The private secondaries market closed $162 billion in transactions during 2024, a 45% increase over the prior year and the largest annual volume on record. The figure represents a fundamental reordering of how capital exits illiquid positions, driven not by exuberance but by the mechanical necessity of providing liquidity to long-duration funds that raised capital in the zero-rate era.
The volume acceleration follows three consecutive quarters of distribution pressure across private equity and private credit portfolios. Limited partners holding positions in vintage 2017-2021 funds faced extended hold periods as strategic exits stalled and IPO windows remained intermittently closed. Secondary buyers, many backed by continuation vehicles or dedicated secondary funds raised in 2022-2023, absorbed positions at discounts ranging from 12% to 28% depending on asset class and vintage year. Private credit secondaries, a subset previously considered niche, accounted for an estimated $28 billion of the total, triple the 2022 level.
The shift matters because it signals that secondaries have moved from a release valve to a structural feature of private market plumbing. Institutional allocators who once viewed secondaries as opportunistic now embed them into rebalancing protocols. The velocity of capital recycling has increased: what used to take 18 months to negotiate and close now completes in six to nine months when documentation is standardized.
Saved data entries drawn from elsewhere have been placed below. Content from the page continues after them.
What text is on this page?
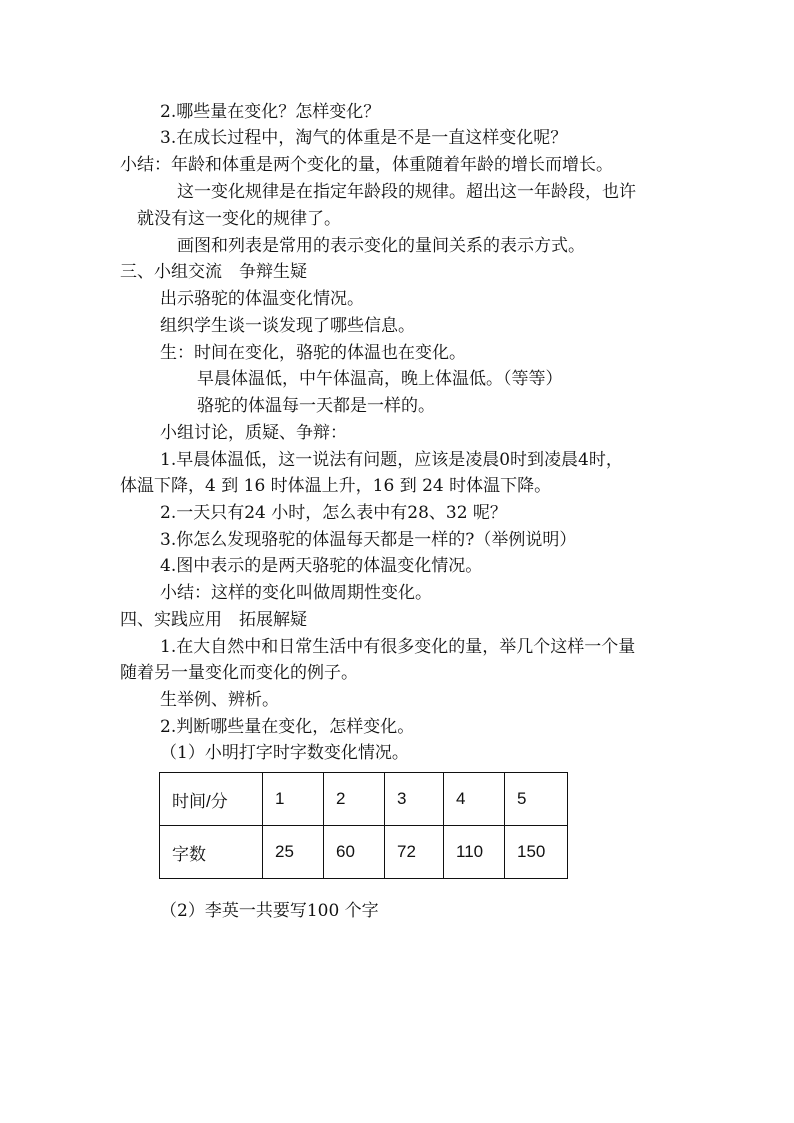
2.哪些量在变化？怎样变化？
3.在成长过程中，淘气的体重是不是一直这样变化呢？
小结：年龄和体重是两个变化的量，体重随着年龄的增长而增长。
这一变化规律是在指定年龄段的规律。超出这一年龄段，也许
就没有这一变化的规律了。
画图和列表是常用的表示变化的量间关系的表示方式。
三、小组交流　争辩生疑
出示骆驼的体温变化情况。
组织学生谈一谈发现了哪些信息。
生：时间在变化，骆驼的体温也在变化。
早晨体温低，中午体温高，晚上体温低。（等等）
骆驼的体温每一天都是一样的。
小组讨论，质疑、争辩：
1.早晨体温低，这一说法有问题，应该是凌晨0时到凌晨4时，
体温下降，4 到 16 时体温上升，16 到 24 时体温下降。
2.一天只有24 小时，怎么表中有28、32 呢？
3.你怎么发现骆驼的体温每天都是一样的?（举例说明）
4.图中表示的是两天骆驼的体温变化情况。
小结：这样的变化叫做周期性变化。
四、实践应用　拓展解疑
1.在大自然中和日常生活中有很多变化的量，举几个这样一个量
随着另一量变化而变化的例子。
生举例、辨析。
2.判断哪些量在变化，怎样变化。
（1）小明打字时字数变化情况。
时间/分	1	2	3	4	5
字数	25	60	72	110	150
（2）李英一共要写100 个字
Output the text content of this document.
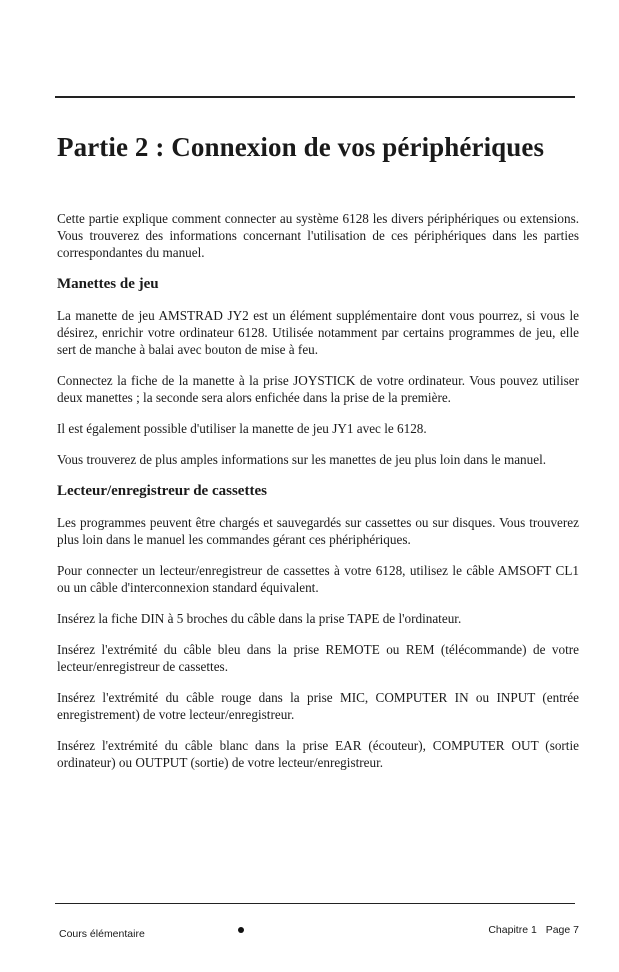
Partie 2 : Connexion de vos périphériques

Cette partie explique comment connecter au système 6128 les divers périphériques ou extensions. Vous trouverez des informations concernant l'utilisation de ces périphériques dans les parties correspondantes du manuel.

Manettes de jeu

La manette de jeu AMSTRAD JY2 est un élément supplémentaire dont vous pourrez, si vous le désirez, enrichir votre ordinateur 6128. Utilisée notamment par certains programmes de jeu, elle sert de manche à balai avec bouton de mise à feu.

Connectez la fiche de la manette à la prise JOYSTICK de votre ordinateur. Vous pouvez utiliser deux manettes ; la seconde sera alors enfichée dans la prise de la première.

Il est également possible d'utiliser la manette de jeu JY1 avec le 6128.

Vous trouverez de plus amples informations sur les manettes de jeu plus loin dans le manuel.

Lecteur/enregistreur de cassettes

Les programmes peuvent être chargés et sauvegardés sur cassettes ou sur disques. Vous trouverez plus loin dans le manuel les commandes gérant ces phériphériques.

Pour connecter un lecteur/enregistreur de cassettes à votre 6128, utilisez le câble AMSOFT CL1 ou un câble d'interconnexion standard équivalent.

Insérez la fiche DIN à 5 broches du câble dans la prise TAPE de l'ordinateur.

Insérez l'extrémité du câble bleu dans la prise REMOTE ou REM (télécommande) de votre lecteur/enregistreur de cassettes.

Insérez l'extrémité du câble rouge dans la prise MIC, COMPUTER IN ou INPUT (entrée enregistrement) de votre lecteur/enregistreur.

Insérez l'extrémité du câble blanc dans la prise EAR (écouteur), COMPUTER OUT (sortie ordinateur) ou OUTPUT (sortie) de votre lecteur/enregistreur.

Cours élémentaire	Chapitre 1 Page 7
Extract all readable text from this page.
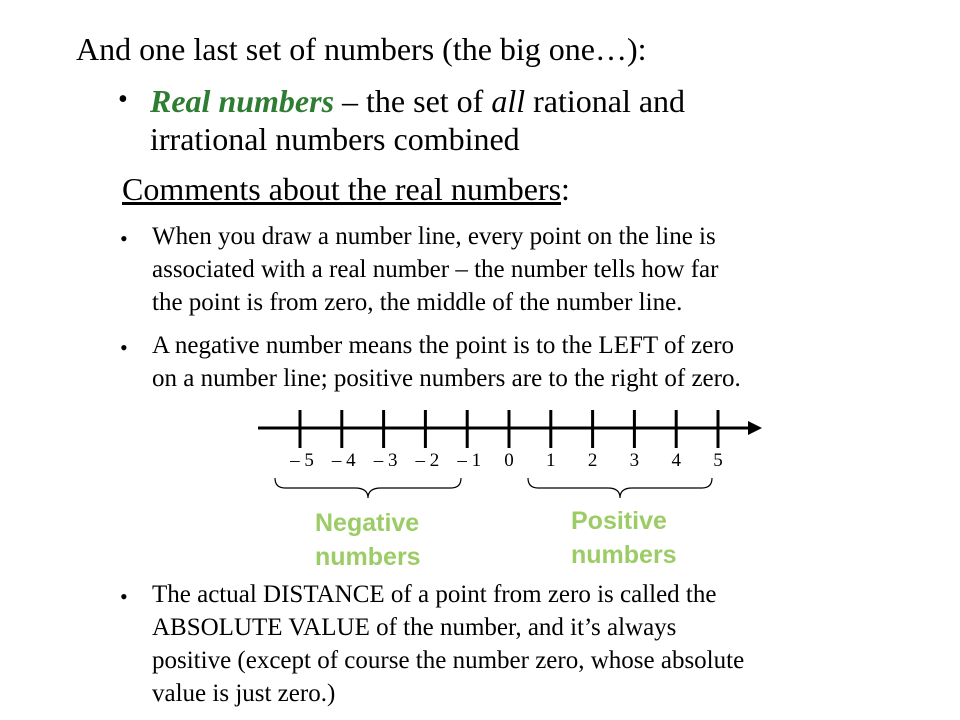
And one last set of numbers (the big one…):
• Real numbers – the set of all rational and
irrational numbers combined
Comments about the real numbers:
• When you draw a number line, every point on the line is
associated with a real number – the number tells how far
the point is from zero, the middle of the number line.
• A negative number means the point is to the LEFT of zero
on a number line; positive numbers are to the right of zero.
– 5 – 4 – 3 – 2 – 1 0 1 2 3 4 5
Negative
numbers
Positive
numbers
• The actual DISTANCE of a point from zero is called the
ABSOLUTE VALUE of the number, and it’s always
positive (except of course the number zero, whose absolute
value is just zero.)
That compression benefits sellers needing liquidity but introduces valuation opacity, as bid-ask spreads widen when data on underlying portfolio companies remains unstructured or withheld. Accelex, a data infrastructure provider, noted that over 60% of secondary transactions in 2024 involved incomplete or inconsistent reporting on collateral performance, forcing buyers to price in uncertainty rather than risk.
For allocators, the growth creates both opportunity and hazard. Discounts persist for sellers under time pressure, but the quality of information has not kept pace with transaction volume. Family offices and institutional buyers who entered secondary funds in 2023 are now seeing deployment rates exceed 70%, faster than anticipated, which may compress returns if dry powder is deployed into lower-quality tail-end positions. The data gap also complicates portfolio construction: when a secondary buyer acquires a slice of a private credit fund, they inherit exposure to dozens of underlying borrowers, often without loan-level tape or updated appraisals.
Operators and allocators should monitor three developments over the next six months. First, whether the $162 billion figure repeats or accelerates in 2025, which would confirm that secondaries are absorbing a permanent share of private market liquidity rather than serving as a temporary bridge. Second, the emergence of standardized data protocols, potentially driven by the Institutional Limited Partners Association or SEC guidance on Form PF reporting, which could narrow valuation spreads. Third, the performance of continuation vehicles launched in 2023-2024, as their ability to deliver returns will determine whether secondary buyers maintain bid levels or retreat.
The market has already priced in the idea that exits will take longer. Now it is pricing in the idea that liquidity will cost more.